Want to be your own attorney?

Then read Clients taking on own cases in court. Thanks to the Indiana Law Blog for the link to this article. The ILB post can be found here (I am not sure how long the Gary Post Tribune keeps its articles online). ILB has some excerpts and here are some paragraphs I found interesting (Yes, there is some overlap):

In half of the family law cases both litigants represent themselves. By 2010 it's estimated that the vast majority of legal proceedings will be self represented,

"We're seeing more," Porter Superior Court Judge David Chidester said.

Reasons range from the cost of hiring an attorney to anti-lawyer sentiment to easy access to information on the Internet, Chidester said.

"There are people in gray areas who have an income but their money is earmarked for bills," Chidester said. "They can't afford a private attorney but they don't qualify for a public defender."


As a group, those who represent themselves "aren't doing well," Chidester said. "They're not prepared and they're judged by the same standards as a lawyer. Judge Judy and Judge Joe Brown are not the best ways to learn what happens in a courtroom."

Chidester estimates that 70 percent of pro se litigants lose their cases. "Judges are going to have to learn to deal with it."


"There are great resources on Web sites, but people don't automatically use them," he said.


Magistrate Michael Pagano, president of the Lake County Bar Association, said Lake County also is seeing an upswing in self-representation.
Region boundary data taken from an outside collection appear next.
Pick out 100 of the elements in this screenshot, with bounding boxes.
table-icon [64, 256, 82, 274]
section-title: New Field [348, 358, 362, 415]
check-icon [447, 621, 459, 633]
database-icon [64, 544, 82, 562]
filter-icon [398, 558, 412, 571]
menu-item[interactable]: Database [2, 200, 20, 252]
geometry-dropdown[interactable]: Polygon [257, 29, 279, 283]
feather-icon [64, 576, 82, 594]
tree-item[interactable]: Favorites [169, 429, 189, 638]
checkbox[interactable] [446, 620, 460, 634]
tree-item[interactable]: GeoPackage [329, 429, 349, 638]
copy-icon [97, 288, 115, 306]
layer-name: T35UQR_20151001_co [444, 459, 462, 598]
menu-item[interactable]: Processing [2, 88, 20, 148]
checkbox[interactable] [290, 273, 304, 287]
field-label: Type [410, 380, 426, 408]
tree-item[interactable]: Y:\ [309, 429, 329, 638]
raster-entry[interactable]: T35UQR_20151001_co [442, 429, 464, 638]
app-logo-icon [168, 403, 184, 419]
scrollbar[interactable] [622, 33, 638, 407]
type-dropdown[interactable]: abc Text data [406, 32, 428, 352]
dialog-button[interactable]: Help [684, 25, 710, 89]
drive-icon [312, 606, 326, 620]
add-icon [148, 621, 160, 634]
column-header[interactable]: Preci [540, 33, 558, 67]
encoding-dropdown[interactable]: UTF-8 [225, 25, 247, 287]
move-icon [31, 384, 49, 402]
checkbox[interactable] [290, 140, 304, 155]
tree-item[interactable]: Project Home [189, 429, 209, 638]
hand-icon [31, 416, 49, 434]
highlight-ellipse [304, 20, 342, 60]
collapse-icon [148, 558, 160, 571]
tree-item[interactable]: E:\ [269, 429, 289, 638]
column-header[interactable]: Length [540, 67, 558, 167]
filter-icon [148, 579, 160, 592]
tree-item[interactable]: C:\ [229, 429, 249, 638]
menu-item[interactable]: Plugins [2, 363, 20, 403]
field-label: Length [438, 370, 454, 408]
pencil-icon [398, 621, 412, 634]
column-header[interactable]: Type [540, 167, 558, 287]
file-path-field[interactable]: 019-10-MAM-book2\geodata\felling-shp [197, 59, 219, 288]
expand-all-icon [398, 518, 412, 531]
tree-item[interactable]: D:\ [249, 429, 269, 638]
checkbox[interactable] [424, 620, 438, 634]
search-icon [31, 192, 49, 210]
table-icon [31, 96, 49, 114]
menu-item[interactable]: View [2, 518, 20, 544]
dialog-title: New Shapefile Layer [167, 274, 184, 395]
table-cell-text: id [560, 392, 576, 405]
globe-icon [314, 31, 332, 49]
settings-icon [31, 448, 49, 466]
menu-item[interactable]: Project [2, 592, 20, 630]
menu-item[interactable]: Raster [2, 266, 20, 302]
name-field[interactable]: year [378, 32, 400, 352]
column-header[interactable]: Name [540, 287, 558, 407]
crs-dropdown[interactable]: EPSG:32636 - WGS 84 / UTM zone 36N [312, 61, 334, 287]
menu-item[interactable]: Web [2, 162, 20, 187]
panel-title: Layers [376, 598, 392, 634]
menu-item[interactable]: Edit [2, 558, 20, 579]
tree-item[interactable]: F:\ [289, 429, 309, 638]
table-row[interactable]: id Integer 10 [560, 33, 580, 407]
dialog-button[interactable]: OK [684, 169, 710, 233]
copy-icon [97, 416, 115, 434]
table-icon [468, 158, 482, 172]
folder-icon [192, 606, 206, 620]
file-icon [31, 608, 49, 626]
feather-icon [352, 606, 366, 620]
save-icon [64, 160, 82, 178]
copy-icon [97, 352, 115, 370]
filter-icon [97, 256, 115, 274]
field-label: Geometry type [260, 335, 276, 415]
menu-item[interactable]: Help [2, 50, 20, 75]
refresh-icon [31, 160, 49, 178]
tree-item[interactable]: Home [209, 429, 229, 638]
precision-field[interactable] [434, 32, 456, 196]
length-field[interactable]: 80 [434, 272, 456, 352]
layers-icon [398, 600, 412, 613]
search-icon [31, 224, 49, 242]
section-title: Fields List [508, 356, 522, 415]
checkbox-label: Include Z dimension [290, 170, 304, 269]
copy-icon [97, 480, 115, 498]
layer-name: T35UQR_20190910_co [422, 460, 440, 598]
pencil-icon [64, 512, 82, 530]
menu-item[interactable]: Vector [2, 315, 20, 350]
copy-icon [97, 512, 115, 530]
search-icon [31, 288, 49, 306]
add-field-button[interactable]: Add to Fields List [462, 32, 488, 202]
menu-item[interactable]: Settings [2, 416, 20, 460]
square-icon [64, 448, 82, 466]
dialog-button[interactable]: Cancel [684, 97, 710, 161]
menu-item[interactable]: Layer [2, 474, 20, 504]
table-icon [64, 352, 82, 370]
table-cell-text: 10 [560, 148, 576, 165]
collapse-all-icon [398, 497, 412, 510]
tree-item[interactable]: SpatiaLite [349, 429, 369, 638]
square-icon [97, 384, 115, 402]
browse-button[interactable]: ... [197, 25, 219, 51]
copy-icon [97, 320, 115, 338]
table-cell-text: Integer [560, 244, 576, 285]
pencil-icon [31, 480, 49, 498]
"From everything I've read, heard and seen, it's a national trend," Pagano said. "It's increased significantly over the last 10 years."

Pagano says he's seen self-representation get many litigants in trouble, especially from obtaining information off the Internet that does not apply in their state or their situation.


In the meantime, Pagano said, "A person without an attorney is probably going to lose on procedural or technical problems."

You can find more articles on this blog about representing yourself and why it may not be a good idea but this one has pretty much hit all the high points. The higher the stakes, the more you need a lawyer.